Should you question the validity of Detective Briggs’ deductions based upon his observations, you join a generation of Sherlockian scholars who have brought into question Sherlock Holmes’s conclusions drawn from similar evidence, as related in “The Adventure of the Priory School.”[5] Although Holmes was confronting the more serious crime of murder, and Detective Briggs was participating in the investigation of what proved to be only a staged burglary, the similarity of the passages is quite remarkable.
“A bicycle certainly, but not the bicycle,” said he. “I am familiar with forty-two different impressions left by tyres. This, as you perceive, is a Dunlop, with a patch upon the outer cover. Heidegger’s tyres were Palmer’s, leaving longitudinal stripes. Aveling, the mathematical master, was sure upon the point. Therefore, it is not Heidegger’s track. “The boy’s, then?” “Possibly, if we could prove a bicycle to have been in his possession. But this we have utterly failed to do.
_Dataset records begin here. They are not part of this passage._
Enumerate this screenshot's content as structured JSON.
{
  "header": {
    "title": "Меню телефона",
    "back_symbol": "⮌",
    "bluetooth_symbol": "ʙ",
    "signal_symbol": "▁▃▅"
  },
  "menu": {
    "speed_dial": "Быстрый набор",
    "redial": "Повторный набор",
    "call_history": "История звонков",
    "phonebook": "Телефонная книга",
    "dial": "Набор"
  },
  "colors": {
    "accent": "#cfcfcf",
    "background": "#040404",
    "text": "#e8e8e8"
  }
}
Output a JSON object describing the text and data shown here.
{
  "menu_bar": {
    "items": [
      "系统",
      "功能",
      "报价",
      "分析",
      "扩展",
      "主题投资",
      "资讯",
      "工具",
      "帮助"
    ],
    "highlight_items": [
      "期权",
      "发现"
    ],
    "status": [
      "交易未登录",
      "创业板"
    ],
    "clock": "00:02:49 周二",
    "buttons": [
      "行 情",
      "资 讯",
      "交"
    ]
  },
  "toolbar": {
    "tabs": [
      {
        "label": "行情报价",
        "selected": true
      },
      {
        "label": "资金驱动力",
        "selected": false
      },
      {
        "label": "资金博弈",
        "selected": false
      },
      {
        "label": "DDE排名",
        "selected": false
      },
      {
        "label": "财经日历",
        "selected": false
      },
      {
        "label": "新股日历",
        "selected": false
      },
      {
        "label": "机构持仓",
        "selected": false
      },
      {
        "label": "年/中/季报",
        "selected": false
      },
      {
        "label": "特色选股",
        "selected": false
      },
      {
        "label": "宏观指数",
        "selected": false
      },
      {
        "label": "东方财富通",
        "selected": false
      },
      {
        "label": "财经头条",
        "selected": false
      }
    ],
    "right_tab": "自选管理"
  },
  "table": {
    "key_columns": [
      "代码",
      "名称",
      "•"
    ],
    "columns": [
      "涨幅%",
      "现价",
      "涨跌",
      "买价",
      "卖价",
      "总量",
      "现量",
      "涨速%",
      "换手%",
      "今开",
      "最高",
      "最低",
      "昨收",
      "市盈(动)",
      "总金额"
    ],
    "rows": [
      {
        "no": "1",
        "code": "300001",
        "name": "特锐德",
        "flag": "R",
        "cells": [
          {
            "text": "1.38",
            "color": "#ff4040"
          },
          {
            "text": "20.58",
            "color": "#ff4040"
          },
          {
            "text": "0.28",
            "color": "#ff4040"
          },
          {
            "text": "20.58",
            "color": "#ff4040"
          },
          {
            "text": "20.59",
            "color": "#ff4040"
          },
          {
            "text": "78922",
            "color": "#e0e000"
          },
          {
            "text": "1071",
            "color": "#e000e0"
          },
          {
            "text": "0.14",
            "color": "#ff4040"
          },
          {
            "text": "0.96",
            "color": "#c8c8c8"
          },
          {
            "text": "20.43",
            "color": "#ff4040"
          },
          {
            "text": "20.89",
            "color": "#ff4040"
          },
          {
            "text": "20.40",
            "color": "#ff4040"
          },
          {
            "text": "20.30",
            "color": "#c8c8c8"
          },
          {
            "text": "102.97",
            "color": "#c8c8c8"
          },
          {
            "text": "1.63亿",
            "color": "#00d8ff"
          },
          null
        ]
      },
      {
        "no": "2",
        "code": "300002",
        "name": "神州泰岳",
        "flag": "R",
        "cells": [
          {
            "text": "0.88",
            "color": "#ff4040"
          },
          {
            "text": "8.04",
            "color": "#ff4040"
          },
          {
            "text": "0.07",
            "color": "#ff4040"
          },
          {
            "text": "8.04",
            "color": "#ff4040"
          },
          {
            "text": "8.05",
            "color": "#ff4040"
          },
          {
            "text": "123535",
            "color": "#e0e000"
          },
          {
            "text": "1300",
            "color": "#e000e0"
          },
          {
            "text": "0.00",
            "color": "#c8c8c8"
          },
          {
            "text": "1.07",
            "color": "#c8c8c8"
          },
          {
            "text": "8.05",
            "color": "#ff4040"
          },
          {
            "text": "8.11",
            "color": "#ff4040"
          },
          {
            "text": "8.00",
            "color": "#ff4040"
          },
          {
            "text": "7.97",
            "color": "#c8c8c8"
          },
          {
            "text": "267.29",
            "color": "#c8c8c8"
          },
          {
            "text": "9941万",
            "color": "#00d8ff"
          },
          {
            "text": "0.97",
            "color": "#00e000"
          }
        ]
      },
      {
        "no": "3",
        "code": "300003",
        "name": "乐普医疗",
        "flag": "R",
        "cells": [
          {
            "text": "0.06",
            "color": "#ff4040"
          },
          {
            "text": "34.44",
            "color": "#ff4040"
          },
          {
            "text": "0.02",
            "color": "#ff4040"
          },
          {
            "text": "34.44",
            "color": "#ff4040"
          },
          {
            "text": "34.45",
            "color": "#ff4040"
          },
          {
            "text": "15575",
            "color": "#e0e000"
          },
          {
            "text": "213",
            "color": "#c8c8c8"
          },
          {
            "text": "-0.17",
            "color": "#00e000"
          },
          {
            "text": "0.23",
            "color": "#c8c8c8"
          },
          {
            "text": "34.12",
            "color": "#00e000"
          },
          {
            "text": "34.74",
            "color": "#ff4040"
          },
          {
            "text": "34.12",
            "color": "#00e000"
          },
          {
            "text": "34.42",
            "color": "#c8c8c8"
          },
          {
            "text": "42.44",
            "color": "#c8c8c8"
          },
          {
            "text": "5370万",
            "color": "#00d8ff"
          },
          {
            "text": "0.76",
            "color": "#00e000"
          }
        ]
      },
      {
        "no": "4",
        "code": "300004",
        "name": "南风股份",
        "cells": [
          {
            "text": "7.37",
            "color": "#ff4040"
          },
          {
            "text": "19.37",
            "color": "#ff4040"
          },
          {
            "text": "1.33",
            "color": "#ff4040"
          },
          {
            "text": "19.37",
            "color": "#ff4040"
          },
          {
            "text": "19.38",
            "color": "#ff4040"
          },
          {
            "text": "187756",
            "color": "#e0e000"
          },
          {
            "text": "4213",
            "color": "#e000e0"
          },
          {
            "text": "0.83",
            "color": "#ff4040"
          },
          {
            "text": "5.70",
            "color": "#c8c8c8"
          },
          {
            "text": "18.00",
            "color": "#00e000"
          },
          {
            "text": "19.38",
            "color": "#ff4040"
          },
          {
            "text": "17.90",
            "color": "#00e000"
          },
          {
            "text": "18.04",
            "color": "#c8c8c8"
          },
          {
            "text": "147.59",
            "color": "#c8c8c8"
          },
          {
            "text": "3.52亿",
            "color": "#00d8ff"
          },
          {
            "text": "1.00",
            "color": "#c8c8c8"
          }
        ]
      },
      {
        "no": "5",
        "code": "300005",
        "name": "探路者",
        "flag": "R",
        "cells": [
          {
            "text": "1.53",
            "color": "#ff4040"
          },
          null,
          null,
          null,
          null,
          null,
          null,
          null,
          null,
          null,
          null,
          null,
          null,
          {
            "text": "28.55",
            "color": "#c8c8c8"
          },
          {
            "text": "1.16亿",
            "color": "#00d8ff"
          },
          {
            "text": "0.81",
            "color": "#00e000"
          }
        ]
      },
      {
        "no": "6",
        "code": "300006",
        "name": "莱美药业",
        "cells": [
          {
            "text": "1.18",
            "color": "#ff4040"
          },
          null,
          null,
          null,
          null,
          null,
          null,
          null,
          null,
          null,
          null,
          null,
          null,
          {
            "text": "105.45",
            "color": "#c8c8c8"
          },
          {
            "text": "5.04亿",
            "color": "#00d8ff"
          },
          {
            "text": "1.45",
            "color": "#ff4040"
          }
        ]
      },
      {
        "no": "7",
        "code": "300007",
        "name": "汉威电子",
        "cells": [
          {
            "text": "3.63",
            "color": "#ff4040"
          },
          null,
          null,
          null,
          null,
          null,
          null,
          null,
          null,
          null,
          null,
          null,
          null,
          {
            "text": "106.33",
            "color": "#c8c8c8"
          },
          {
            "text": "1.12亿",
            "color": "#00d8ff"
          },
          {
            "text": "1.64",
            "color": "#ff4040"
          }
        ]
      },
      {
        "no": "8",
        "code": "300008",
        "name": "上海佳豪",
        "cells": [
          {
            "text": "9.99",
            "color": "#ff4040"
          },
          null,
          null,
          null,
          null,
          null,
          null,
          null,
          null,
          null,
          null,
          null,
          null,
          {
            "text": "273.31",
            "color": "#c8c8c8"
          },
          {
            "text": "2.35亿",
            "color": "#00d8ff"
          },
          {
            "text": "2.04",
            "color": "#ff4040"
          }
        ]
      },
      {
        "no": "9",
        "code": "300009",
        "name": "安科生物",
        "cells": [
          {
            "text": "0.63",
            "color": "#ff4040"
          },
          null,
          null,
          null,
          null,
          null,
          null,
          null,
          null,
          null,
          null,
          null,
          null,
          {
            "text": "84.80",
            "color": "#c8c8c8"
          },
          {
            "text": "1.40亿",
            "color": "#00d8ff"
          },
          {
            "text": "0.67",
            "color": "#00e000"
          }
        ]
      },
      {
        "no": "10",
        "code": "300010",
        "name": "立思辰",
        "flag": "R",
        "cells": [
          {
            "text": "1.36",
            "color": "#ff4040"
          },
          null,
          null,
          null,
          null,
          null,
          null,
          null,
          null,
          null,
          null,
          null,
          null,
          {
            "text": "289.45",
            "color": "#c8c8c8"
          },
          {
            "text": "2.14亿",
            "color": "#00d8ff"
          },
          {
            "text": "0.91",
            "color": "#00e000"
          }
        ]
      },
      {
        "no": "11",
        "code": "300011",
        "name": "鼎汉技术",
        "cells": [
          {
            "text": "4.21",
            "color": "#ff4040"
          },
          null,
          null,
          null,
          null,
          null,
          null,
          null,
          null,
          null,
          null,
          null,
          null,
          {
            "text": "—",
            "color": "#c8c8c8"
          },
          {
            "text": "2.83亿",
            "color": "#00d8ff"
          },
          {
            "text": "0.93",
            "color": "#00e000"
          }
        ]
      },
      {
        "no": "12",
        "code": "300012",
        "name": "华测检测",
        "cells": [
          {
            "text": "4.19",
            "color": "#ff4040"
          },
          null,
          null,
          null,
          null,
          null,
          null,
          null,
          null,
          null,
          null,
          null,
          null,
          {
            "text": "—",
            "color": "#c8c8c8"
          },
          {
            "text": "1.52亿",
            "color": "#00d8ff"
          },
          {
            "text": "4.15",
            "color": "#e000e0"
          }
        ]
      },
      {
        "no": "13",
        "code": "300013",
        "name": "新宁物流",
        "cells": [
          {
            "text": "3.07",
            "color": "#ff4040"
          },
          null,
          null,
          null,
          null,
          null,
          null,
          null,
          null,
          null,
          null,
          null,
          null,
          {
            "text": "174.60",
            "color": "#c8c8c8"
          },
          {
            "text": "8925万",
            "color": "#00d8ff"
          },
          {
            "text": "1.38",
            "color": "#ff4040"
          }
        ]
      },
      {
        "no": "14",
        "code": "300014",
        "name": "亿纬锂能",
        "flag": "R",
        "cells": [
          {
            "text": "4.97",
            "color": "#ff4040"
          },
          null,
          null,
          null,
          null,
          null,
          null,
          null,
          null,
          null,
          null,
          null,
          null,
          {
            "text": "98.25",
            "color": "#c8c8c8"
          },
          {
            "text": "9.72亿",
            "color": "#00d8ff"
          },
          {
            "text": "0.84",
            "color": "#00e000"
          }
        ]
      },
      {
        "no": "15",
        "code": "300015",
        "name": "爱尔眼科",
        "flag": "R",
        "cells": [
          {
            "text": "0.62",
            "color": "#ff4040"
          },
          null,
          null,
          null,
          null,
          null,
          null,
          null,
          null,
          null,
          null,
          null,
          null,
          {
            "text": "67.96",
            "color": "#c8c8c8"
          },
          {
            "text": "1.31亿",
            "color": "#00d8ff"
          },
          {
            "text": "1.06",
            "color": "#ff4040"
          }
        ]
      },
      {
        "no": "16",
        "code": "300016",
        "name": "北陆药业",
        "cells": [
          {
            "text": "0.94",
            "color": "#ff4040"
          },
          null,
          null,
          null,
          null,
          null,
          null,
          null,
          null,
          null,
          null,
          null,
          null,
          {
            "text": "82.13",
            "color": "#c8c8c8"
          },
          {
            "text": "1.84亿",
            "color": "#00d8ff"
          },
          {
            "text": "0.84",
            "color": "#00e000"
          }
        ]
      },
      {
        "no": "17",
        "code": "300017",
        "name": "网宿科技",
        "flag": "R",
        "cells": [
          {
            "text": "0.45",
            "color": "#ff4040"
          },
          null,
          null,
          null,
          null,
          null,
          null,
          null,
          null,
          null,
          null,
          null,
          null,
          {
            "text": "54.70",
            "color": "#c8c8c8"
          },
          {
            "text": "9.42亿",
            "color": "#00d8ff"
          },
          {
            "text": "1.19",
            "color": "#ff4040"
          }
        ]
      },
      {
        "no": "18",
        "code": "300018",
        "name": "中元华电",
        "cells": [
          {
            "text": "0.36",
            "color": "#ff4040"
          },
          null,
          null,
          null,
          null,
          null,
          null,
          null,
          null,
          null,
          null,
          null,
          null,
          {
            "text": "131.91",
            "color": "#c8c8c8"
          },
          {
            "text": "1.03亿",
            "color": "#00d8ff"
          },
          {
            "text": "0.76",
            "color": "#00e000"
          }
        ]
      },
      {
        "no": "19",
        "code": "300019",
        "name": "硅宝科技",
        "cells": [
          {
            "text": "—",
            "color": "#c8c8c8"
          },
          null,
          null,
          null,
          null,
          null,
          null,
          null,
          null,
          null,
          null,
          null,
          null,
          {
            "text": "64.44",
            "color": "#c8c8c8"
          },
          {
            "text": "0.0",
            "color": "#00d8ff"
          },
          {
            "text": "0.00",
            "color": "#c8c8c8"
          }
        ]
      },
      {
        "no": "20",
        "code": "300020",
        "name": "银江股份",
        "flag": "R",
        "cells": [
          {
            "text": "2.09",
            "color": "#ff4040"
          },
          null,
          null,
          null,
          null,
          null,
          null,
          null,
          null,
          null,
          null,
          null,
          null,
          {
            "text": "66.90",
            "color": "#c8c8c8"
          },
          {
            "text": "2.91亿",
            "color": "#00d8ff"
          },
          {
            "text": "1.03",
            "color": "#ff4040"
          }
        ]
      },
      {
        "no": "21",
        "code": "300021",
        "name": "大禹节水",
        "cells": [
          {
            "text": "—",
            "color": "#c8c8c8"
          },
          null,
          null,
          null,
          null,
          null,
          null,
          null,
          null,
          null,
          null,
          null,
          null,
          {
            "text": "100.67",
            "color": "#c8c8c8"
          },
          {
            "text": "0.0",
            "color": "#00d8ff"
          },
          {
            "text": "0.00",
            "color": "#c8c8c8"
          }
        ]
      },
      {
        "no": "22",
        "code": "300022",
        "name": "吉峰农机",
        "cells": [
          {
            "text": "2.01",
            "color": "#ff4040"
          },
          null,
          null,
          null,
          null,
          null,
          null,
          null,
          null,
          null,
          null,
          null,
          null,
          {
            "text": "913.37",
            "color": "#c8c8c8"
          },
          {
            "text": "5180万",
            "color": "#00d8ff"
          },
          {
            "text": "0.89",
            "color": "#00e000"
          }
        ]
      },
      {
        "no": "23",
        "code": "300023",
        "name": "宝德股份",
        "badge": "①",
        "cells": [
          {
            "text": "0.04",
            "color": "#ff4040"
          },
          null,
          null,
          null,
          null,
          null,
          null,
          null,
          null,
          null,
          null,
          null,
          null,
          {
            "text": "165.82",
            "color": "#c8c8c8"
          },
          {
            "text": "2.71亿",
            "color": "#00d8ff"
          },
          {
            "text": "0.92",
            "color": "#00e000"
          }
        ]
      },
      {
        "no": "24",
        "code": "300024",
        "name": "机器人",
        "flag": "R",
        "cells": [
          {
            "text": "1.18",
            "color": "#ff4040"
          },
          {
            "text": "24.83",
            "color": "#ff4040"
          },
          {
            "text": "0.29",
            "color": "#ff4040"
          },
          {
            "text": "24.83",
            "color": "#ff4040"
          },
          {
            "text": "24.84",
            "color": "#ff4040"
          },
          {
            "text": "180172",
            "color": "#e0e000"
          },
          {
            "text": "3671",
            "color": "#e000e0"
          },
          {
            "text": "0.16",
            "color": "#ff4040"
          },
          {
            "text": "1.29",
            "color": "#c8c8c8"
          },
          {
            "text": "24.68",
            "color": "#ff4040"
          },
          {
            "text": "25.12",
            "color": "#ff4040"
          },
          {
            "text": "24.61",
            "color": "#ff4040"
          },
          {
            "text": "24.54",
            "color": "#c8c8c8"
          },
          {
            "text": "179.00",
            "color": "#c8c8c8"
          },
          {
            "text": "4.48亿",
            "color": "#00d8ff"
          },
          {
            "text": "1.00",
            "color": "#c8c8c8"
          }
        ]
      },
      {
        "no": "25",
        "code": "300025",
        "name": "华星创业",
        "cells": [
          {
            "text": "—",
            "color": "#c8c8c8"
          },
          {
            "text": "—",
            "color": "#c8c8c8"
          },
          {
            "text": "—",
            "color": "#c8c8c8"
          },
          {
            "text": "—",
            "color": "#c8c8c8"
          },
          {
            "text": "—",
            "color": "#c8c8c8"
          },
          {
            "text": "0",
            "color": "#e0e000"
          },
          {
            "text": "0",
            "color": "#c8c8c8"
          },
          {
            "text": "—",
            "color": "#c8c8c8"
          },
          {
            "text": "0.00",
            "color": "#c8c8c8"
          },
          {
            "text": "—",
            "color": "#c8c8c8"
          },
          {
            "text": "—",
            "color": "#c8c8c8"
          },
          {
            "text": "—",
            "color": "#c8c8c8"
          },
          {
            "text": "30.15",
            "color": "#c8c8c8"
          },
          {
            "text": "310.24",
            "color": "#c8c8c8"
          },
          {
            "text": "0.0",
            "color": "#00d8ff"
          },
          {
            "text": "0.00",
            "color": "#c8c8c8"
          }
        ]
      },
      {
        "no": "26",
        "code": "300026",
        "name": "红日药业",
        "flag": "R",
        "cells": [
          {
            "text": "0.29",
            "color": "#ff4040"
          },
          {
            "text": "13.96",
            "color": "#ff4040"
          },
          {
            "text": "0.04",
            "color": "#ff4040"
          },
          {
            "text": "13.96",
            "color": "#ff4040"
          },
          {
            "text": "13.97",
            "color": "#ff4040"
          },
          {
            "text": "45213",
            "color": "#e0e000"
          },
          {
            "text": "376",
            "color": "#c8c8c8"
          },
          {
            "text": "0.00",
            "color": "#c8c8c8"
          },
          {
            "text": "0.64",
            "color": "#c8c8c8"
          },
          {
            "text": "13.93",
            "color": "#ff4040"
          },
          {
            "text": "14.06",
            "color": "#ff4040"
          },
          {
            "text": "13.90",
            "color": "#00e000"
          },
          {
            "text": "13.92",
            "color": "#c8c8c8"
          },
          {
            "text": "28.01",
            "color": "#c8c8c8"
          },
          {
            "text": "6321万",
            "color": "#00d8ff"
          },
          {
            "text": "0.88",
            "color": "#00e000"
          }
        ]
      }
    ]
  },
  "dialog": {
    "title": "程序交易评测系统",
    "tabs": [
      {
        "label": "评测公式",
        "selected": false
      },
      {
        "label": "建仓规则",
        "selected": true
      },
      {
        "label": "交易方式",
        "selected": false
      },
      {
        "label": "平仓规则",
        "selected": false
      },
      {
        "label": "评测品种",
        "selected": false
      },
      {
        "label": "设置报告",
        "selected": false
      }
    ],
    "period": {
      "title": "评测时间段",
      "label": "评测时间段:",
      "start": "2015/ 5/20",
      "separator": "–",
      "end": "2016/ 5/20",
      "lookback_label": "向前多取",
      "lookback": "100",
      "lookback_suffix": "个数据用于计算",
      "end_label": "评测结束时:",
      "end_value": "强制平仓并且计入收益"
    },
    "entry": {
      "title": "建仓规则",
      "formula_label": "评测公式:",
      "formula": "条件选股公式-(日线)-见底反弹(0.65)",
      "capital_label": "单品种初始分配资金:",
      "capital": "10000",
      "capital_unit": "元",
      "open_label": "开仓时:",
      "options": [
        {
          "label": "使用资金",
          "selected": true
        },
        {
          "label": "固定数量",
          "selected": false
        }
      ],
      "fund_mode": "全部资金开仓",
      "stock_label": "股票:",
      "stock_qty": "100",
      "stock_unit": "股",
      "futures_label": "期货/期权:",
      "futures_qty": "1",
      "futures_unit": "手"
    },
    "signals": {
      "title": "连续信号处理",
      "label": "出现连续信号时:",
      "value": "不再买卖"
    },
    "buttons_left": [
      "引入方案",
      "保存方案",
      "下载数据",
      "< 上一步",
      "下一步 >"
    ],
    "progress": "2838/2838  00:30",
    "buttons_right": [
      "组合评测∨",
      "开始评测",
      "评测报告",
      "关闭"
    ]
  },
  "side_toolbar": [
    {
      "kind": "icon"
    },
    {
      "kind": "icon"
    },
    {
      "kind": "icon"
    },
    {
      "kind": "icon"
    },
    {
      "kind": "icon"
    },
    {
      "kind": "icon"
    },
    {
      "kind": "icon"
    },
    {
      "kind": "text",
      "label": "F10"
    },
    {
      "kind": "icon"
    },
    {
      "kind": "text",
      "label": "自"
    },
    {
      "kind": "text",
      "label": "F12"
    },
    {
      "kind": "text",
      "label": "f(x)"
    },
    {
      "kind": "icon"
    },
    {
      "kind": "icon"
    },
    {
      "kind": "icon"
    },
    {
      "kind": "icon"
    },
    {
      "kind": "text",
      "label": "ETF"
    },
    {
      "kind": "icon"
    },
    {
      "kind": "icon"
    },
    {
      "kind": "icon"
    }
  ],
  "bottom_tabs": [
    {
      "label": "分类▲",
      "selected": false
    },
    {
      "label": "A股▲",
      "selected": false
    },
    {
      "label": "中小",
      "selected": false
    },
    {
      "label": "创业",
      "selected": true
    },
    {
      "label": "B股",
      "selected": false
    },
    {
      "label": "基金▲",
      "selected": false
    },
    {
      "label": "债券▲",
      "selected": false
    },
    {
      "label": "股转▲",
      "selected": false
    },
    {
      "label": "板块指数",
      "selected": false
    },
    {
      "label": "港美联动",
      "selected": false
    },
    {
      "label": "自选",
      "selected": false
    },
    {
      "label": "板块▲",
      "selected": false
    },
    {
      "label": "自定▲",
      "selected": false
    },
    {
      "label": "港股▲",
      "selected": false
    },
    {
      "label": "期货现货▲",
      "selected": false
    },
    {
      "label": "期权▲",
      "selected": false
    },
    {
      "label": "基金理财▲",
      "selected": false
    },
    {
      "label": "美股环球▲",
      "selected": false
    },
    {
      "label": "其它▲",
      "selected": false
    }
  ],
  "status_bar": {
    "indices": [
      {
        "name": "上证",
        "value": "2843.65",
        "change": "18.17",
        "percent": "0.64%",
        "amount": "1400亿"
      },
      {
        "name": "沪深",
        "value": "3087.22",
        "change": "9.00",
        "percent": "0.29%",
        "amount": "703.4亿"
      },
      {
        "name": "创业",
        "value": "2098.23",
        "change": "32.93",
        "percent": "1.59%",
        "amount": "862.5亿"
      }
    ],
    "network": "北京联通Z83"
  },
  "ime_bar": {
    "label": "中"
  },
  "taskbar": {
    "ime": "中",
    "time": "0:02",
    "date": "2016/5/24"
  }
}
This track, as you perceive, was made by a rider who was going from the direction of the school.” “Or towards it?” “No, no my dear Watson. The more deeply sunk impression is, of course, the hind wheel, upon which the weight rests. You perceive several places where it has passed across and obliterated the more shallow mark of the front one. It was undoubtedly heading away from the school. It may or may not be connected with our inquiries, but we will follow it backwards before we go any farther.”
It is appropriate to note that the examination of bicycle tracks has been utilized from time to time by a number of other fictional detectives.
“The Adventure of the Priory School” first appeared in Collier’s Magazine for January 30, 1904, more than three years after the first publication of Baum’s short story. An exercise in speculation could, I am sure, develop many entertaining explanations for the origin of these passages from the pens of two beloved authors. I prefer to allow the evidence to rest as merely an interesting case of parallels.
NOTES
[1] Boucher, Anthony. “An Aborted Avatar,” The Baker Street Journal, Vol. IX No. 3 (New Series), 1959 and Rutter, Richard R. “Doyle—the Oz connection,” Shadows of the Gnomon, Vol. 1, No. 1 (Private Printing) July 1981.
[2] Baum, L. Frank. “The King of Gee-Whiz,” The Musical Fantasies of L. Frank Baum with Three Unpublished Scenarios. Chicago: The Wizard Press, 1958.
[3] (Baum, L. Frank.) Tamawaca Folks: A Summer comedy by John Estes Cooke. Macatawa, Michigan: The Tamawaca Press, 1907, p. 172.
[4] Baum, L. Frank. “The Loveridge Burglary.” Short Stores, January 1900. (Reprinted in The Baum Bugle, Winter 1989)
[5] Doyle, Arthur C. The Complete Sherlock Holmes Short Stories, John Murray, Ltd. London, 1980.